3.32      To receive the carbon sink forest tax deduction, tax payers must complete a Notice of Establishment of Trees in a Carbon Sink Forest Form. The notice requires the taxpayer to declare the locations where trees have been established, the species planted and that the trees meet the forest characteristic requirements and comply with the environmental and natural resource management Guidelines. These claims will be assessed by the Department of Climate Change, taking into account the information submitted by the taxpayer.[34]

3.33      Mr Carruthers also explained to the committee that DCC would be assisted in its assessment of a taxpayers claim by satellite records developed under the National Carbon Accounting System. Mr Carruthers said:

Through the National Carbon Accounting System we have a record of the tree cover of Australia at the subhectare scale over more than 30 years, so we know what is happening out there in the landscape in terms of cluster of trees. It is a very simple matter to check the GPS coordinates on somebody's claim against what satellite records show at the point from establishment out in time.[35]

3.34      Mr Carruthers told the committee that, as these satellite records are publicly available, taxpayers would be able to use them to demonstrate their claim that they are planting on non-forested lands.[36] Mr Carruthers also told the committee that

Given the keen public interest in these matters, I am sure that it would not just be the Department of Climate Change that would have its eyes and ears open in determining and assessing conformity with the legislative provisions to see whether there may be nonconformity. I am sure that there will be many interested parties, including the buyers of the carbon credits and organisations like Greening Australia and other public voices.[37]

 

Committee view

3.35      The committee notes the concerns raised in relation to the simple and generic nature of the Guidelines. The committee recognises that many submitters would like to see greater clarity in relation to how specific environmental and natural resource implications of carbon sink forests will be managed. At the same time the committee recognises that the reliance on existing state and territory regulatory structures will provide realistic compliance and administration costs for both government and taxpayers.
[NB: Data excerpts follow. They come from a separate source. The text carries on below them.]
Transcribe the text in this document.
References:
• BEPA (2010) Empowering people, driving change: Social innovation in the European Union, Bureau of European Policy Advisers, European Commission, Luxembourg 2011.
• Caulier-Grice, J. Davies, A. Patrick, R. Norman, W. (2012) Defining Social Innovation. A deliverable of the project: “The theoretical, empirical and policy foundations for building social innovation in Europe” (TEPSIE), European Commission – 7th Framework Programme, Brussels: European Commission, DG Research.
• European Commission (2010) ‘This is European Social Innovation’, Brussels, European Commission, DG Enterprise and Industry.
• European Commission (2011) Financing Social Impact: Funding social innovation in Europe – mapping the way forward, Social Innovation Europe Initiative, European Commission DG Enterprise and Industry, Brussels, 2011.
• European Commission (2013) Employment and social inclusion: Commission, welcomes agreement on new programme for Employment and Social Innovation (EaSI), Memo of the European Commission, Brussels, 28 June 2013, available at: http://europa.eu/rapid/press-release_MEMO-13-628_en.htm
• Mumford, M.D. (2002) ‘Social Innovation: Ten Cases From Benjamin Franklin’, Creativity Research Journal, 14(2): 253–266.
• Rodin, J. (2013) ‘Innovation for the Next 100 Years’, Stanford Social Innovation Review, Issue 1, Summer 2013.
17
3.36      More significantly, the committee recognises that establishment of uniformity across the states and territories in relation to the full range of relevant legislative instruments would be no small undertaking. The committee also accepts the proposition that the inclusion of a greater level of detail within the regulations may render them unworkable or result in perverse outcomes. The committee notes that the Guidelines appear to be consistent with other government initiatives at both a state and Commonwealth level and appear to be capable of responding to changes in regulatory requirements over time.

3.37      However, the committee also notes the concerns raised in relation to the consideration of ground water in hydrological analysis within water systems. This committee is aware of the complex interrelationship between ground water and surface water. The committee's predecessor registered its concerns in relation to the regulation of ground water extraction and the need for state and territory governments to undertake reviews of ground water allocations in its inquiry into Water Policy Initiatives.[38] In this context, the committee supports the inclusion of specific reference to ground water in the Guidelines.